Поначалу этот плакат казался прикольным, но сейчас Коля просто устало мазанул по нему взглядом и, широко зевая, побрел в туалет. Перед тем как падать, надо было отлить. Он вылакал за вечер и ночь банок девять-десять пива (утром посчитаю), и последние два часа оно активно просилось наружу…
Утро выдалось тяжким. Очень. Мобильник был поставлен на шесть повторов и на нарастание громкости звонка на каждом последующем. Если бы не это, Коля вряд ли бы проснулся. А так, уже на четвертом звонке продолжать спать оказалось совершенно невозможно. Пока он, кривясь и морщась, пытался дрожащими пальцами снять блокировку и отключить этот долбаный мобильник на хрен – в очередной раз напомнил о себе мочевой пузырь. По возвращении же из туалета вроде как включилась голова, так что непреодолимое желание рухнуть и спать дальше после взгляда на часы удалось задавить. К началу экзамена он уже безнадежно опоздал, но на сам экзамен успеть еще было возможно. Коля наскоро выпил кофе с бутербродами, почистил зубы, чтобы избавиться от «бодрящего» пивного фона и выскочил из квартиры.
Неприятности начались сразу же. Во-первых, не работал лифт. Когда он, слегка запыхавшись (слегка, поскольку бежал вниз, хоть и с седьмого этажа), выскочил на улицу, то сразу же полетел кубарем, поскользнувшись на неизвестно откуда взявшемся перед самым подъездом льду. Ну не было ж вчера его… Пребольно саданувшись локтем, Коля на карачках дополз до края накатанного ледяного пятна (ой, похоже, много народу сегодня с утра навернулось!), после чего, опершись на невысокий заборчик, попытался подняться и… (ну если уж не везет, так во всем!) резанул руку о какую-то торчащую из заборчика железяку.
– Твою же ма-ать! – обессиленно взвыл он в пространство. – Ну что ж за утро подлянок такое?..
Коля всхлипнул от обиды и, так и оставшись сидеть, сунул рассаженный палец в рот. И это были последнее, что он помнил о доме…

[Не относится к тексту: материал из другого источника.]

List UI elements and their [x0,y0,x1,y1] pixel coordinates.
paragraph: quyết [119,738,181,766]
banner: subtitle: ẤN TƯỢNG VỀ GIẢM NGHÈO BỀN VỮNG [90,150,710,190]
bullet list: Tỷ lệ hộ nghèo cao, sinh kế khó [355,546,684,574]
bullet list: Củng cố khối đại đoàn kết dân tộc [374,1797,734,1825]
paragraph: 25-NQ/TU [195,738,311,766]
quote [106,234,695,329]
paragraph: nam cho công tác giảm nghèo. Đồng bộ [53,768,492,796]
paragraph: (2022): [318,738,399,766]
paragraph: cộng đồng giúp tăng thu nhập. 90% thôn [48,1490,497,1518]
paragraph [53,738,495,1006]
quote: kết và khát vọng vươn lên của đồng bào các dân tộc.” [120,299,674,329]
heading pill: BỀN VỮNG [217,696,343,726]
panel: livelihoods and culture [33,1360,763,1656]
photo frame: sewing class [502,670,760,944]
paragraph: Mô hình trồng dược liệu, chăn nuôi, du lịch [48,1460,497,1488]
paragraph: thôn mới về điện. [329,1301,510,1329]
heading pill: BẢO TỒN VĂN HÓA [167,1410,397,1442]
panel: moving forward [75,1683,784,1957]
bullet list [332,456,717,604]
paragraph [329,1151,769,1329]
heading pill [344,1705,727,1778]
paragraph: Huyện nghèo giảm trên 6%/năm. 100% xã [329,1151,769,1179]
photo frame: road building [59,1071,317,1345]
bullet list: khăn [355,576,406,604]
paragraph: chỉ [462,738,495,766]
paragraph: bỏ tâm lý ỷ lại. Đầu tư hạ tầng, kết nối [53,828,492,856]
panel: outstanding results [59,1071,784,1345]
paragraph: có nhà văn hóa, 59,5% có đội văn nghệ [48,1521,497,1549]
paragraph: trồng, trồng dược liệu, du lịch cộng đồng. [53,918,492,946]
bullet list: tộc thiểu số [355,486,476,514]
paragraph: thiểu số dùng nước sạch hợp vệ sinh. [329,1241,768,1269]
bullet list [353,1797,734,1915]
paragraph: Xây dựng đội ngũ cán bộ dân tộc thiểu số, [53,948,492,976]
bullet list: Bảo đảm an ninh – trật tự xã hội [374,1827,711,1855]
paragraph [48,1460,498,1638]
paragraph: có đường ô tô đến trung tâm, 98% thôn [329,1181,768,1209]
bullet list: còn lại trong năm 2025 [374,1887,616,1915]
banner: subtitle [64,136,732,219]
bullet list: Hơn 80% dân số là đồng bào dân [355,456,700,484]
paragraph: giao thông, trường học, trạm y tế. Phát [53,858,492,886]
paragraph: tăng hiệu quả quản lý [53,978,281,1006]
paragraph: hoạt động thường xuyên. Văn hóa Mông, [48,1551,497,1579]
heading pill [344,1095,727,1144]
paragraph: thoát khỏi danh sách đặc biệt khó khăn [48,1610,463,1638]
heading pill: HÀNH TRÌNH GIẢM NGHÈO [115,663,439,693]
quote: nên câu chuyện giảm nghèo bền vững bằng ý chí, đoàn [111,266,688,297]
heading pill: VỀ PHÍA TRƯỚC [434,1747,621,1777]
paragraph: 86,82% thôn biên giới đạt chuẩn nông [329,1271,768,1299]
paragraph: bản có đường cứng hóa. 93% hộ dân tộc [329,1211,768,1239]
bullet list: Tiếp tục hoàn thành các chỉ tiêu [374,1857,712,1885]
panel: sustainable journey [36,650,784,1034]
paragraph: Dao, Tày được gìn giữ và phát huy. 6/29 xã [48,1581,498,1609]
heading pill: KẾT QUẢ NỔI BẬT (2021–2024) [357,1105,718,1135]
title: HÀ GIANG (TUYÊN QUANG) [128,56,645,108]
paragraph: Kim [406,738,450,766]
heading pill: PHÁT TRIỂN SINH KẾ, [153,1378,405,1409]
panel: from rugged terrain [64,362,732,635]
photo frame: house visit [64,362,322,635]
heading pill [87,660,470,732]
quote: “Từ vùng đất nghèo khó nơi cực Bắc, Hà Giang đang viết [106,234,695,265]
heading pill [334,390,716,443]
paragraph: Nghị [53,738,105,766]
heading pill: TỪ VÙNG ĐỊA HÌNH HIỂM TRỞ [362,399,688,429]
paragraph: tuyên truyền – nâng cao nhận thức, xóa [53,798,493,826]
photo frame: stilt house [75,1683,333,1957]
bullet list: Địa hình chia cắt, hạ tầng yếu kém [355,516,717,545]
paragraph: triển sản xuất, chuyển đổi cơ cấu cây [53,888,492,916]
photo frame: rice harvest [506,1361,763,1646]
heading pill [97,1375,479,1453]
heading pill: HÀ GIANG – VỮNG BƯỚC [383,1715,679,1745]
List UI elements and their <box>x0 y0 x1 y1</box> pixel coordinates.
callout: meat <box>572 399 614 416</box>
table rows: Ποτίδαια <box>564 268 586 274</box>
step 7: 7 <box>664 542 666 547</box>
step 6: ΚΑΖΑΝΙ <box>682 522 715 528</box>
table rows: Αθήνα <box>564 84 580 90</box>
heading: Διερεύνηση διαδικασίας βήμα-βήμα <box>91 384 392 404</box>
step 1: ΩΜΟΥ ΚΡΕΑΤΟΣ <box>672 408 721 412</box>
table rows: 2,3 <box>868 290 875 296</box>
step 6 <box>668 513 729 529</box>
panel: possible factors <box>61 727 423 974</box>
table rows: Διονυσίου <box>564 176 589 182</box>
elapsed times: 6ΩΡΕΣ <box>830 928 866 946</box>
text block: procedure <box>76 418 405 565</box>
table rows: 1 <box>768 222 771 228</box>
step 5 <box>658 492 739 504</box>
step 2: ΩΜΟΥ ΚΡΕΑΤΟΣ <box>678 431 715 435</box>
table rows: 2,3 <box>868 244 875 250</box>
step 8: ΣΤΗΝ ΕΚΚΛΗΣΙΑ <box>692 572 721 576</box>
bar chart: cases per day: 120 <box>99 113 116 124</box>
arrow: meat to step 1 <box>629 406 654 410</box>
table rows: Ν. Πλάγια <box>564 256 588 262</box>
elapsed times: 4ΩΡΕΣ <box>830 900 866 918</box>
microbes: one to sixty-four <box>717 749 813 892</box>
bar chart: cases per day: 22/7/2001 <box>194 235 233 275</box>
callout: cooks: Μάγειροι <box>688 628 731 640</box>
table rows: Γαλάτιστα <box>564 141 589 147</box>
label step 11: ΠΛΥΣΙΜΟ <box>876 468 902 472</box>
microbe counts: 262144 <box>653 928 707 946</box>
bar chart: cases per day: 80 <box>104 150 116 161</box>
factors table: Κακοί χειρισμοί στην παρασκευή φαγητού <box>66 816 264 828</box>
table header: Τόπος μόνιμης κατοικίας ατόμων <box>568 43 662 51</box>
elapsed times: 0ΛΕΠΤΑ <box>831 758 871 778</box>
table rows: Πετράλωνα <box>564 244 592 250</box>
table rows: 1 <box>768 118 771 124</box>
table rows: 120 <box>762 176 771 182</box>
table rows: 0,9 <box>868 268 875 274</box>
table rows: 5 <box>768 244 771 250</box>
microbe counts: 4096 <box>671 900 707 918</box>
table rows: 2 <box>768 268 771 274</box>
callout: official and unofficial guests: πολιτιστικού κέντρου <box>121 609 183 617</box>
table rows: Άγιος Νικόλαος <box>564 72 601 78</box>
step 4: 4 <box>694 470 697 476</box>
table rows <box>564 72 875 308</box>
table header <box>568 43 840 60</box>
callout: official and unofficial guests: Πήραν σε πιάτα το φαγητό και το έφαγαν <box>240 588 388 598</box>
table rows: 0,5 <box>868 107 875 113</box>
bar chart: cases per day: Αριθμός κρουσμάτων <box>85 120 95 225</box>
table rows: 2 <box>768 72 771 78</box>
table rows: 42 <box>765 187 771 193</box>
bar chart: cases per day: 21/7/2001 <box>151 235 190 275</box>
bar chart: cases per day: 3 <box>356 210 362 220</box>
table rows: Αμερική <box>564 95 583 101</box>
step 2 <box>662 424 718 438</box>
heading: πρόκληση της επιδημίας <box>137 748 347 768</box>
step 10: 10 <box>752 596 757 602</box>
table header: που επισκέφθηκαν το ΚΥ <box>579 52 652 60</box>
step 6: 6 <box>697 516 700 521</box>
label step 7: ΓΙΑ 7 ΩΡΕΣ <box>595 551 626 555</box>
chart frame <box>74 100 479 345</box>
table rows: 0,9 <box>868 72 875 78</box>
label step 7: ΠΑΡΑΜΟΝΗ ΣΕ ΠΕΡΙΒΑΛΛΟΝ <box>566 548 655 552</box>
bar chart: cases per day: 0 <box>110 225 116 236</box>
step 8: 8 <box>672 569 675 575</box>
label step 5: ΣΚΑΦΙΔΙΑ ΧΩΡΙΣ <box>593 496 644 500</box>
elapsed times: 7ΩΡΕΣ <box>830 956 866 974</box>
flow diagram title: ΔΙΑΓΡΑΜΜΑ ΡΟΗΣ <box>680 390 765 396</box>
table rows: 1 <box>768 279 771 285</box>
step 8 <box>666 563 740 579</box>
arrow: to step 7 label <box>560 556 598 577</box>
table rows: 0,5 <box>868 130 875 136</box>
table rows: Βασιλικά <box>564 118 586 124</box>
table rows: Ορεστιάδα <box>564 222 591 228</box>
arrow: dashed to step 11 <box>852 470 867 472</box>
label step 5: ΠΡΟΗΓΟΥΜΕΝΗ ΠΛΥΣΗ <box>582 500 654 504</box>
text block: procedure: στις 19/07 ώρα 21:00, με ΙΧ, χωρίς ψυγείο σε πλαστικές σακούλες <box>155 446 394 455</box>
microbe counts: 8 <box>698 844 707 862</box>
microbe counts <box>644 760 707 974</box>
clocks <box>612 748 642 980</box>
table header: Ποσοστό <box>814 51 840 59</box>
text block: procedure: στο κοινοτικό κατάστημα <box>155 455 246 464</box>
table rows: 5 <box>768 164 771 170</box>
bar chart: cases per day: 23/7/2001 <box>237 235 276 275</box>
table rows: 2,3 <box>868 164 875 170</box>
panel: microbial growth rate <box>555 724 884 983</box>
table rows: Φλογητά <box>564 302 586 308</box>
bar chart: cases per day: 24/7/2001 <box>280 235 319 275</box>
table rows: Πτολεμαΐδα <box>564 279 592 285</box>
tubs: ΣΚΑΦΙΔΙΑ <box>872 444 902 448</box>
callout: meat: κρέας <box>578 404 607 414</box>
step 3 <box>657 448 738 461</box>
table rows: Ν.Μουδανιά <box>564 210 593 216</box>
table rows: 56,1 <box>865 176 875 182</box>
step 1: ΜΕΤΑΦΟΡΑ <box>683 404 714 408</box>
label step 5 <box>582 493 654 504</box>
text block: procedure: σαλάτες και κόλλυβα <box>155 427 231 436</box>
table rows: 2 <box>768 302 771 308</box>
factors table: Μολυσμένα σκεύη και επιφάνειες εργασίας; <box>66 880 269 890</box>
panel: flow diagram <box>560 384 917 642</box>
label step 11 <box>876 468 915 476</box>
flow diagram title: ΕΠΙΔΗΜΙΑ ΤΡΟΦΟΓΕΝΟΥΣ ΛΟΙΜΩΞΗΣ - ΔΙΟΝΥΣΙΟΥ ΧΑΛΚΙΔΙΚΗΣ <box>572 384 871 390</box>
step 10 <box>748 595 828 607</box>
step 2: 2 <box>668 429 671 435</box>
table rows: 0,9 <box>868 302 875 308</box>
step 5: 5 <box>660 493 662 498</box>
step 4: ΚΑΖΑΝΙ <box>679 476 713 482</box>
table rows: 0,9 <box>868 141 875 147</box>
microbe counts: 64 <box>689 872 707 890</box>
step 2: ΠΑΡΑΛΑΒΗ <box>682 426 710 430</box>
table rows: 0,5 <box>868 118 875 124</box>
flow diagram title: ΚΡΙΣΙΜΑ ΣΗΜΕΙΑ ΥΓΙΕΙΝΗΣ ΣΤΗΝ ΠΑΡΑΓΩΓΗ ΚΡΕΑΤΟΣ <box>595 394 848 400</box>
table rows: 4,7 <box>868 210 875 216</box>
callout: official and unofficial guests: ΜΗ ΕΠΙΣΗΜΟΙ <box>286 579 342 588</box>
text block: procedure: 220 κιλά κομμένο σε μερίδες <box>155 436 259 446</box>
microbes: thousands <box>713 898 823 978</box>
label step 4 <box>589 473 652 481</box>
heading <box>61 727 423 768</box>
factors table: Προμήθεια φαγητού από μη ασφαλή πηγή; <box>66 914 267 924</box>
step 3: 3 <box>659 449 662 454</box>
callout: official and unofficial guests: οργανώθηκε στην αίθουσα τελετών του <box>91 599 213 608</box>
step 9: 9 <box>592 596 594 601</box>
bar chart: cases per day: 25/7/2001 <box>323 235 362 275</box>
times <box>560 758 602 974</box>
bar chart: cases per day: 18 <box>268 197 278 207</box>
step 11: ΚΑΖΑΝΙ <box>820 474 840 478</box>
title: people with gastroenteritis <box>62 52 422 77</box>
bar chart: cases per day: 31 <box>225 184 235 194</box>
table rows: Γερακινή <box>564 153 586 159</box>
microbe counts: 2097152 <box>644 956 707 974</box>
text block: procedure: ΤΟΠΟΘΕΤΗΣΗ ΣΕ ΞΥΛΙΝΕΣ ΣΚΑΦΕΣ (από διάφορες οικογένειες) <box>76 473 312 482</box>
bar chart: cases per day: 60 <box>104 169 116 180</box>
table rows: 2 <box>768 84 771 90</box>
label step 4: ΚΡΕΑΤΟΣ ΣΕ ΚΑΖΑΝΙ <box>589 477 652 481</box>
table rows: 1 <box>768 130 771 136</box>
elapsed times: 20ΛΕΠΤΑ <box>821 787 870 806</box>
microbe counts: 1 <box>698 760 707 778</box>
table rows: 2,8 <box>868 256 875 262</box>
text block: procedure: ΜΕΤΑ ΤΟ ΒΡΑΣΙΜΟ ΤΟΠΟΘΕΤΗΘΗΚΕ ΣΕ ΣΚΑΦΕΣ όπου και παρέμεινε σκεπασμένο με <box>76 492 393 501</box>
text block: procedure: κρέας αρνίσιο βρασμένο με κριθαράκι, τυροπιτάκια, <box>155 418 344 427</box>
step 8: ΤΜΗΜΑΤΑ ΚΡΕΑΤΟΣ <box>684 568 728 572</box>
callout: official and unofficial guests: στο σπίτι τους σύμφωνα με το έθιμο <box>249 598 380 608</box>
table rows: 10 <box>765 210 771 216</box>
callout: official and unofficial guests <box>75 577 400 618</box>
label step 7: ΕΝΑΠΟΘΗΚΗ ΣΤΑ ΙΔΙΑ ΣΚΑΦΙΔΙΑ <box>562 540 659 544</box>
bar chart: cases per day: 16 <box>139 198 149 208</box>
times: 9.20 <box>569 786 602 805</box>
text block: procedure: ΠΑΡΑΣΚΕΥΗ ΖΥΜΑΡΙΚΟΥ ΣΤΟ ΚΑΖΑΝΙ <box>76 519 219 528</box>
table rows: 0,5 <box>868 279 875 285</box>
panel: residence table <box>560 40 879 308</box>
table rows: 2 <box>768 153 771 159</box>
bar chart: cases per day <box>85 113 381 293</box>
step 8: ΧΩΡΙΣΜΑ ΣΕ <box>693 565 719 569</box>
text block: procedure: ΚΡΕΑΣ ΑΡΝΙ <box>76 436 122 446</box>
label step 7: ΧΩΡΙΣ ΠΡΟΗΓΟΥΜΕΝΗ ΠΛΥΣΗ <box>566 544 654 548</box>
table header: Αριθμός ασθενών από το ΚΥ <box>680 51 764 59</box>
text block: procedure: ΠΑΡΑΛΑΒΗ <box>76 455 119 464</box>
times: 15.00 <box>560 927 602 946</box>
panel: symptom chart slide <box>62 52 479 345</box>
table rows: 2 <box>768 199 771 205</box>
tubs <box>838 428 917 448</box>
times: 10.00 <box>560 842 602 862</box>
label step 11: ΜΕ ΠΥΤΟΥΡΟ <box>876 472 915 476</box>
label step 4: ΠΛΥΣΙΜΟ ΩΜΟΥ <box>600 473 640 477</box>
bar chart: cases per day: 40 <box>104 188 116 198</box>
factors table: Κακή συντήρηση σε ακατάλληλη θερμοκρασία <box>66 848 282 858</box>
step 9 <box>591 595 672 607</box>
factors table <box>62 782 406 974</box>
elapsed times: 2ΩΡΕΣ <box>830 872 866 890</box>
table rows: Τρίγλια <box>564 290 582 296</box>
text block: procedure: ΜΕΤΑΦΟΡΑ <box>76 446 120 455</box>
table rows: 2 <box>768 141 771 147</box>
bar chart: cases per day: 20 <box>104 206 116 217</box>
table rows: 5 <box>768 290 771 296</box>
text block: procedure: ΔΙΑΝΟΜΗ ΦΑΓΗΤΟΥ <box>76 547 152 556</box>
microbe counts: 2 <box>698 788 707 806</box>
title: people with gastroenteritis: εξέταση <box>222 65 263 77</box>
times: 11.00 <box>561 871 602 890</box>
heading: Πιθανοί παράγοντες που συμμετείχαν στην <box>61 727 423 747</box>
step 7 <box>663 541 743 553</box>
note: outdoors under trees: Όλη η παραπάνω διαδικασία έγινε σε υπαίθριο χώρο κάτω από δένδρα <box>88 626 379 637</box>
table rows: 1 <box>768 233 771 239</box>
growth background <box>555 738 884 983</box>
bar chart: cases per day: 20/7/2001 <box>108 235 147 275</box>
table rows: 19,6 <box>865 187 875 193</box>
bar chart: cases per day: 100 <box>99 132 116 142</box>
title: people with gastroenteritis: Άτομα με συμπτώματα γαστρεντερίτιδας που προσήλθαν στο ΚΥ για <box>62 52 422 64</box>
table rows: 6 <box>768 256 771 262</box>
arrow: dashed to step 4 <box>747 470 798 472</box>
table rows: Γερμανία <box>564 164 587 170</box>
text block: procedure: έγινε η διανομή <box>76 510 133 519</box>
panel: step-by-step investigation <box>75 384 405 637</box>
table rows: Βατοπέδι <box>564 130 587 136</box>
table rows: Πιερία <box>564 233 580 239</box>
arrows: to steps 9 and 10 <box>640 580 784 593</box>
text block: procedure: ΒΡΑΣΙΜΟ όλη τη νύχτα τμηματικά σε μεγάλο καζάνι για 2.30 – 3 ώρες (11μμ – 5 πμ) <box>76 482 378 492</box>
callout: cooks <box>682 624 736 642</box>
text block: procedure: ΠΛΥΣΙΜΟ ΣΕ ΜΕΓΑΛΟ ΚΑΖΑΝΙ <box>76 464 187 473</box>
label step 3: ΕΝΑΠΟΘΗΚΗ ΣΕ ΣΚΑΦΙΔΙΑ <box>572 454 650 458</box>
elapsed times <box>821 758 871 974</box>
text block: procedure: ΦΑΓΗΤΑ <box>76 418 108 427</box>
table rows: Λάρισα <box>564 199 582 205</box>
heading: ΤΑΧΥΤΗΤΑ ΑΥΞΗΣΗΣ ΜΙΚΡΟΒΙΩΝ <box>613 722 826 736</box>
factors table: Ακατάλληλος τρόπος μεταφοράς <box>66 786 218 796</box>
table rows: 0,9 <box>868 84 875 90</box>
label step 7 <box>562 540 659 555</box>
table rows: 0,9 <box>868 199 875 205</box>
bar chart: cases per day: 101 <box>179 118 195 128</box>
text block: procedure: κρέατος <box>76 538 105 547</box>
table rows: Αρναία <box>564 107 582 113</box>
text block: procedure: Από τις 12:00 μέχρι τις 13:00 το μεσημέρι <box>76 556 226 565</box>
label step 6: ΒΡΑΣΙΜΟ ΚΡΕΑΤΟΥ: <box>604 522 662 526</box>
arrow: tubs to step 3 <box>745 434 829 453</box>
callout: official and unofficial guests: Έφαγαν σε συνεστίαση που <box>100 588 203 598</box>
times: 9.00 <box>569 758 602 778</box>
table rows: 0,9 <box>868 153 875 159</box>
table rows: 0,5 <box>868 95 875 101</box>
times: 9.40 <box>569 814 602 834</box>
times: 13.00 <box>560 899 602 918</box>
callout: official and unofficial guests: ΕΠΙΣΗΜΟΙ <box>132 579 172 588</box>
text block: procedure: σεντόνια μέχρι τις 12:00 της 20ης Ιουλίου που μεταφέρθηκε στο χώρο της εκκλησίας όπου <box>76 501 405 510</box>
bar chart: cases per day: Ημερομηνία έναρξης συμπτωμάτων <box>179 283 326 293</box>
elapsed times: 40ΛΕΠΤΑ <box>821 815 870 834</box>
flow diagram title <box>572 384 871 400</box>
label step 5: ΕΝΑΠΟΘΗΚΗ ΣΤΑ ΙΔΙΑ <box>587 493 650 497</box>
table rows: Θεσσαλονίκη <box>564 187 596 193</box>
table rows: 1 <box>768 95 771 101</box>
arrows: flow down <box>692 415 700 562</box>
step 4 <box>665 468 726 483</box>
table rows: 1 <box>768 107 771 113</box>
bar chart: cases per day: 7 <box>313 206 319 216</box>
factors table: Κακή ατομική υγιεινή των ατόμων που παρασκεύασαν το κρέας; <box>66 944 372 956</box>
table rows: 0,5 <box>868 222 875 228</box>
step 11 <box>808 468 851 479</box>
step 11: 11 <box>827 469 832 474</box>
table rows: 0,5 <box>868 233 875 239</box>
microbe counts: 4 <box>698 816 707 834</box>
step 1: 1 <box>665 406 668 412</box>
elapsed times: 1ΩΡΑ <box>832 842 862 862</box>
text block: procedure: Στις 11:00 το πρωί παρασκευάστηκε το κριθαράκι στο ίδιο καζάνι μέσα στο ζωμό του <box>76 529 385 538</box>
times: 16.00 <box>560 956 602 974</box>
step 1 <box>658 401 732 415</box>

Покончив с очисткой отмякших шкурок, Ник вытащил снизу железного шкафа герметично закрывающийся контейнер и, ухватив уже с верхней полки пару затычек, сделанных из желтоватой начинки выкинутого на свалку фильтра, привычно засунул их себе в ноздри. И только затем открыл контейнер.
Снаружи послышался кашель. Ну да, сейчас по округе разнеслась такая вонь, что у непривычного к этому Палеры, похоже, дыхание перехватило. Но Ника это совершенно не волновало. Вывалив из контейнера в раковину жутко воняющую массу, он сполоснул его под струей воды, после чего как был, голый, вышел из конуры и завернул за угол. За углом стоял ящик, наполненный сухим крысиным дерьмом. В обязанности «сироток» Глио входило, чтобы этот ящик не пустовал, равно как и большой двухсотлитровый бак для воды, установленный на крыше конуры Ника. Именно за это он и отдавал им крысиные кости, требуху и остальное. Кроме шкурок, жира и мяса. Шкурки, жир и мясо нужны были ему самому.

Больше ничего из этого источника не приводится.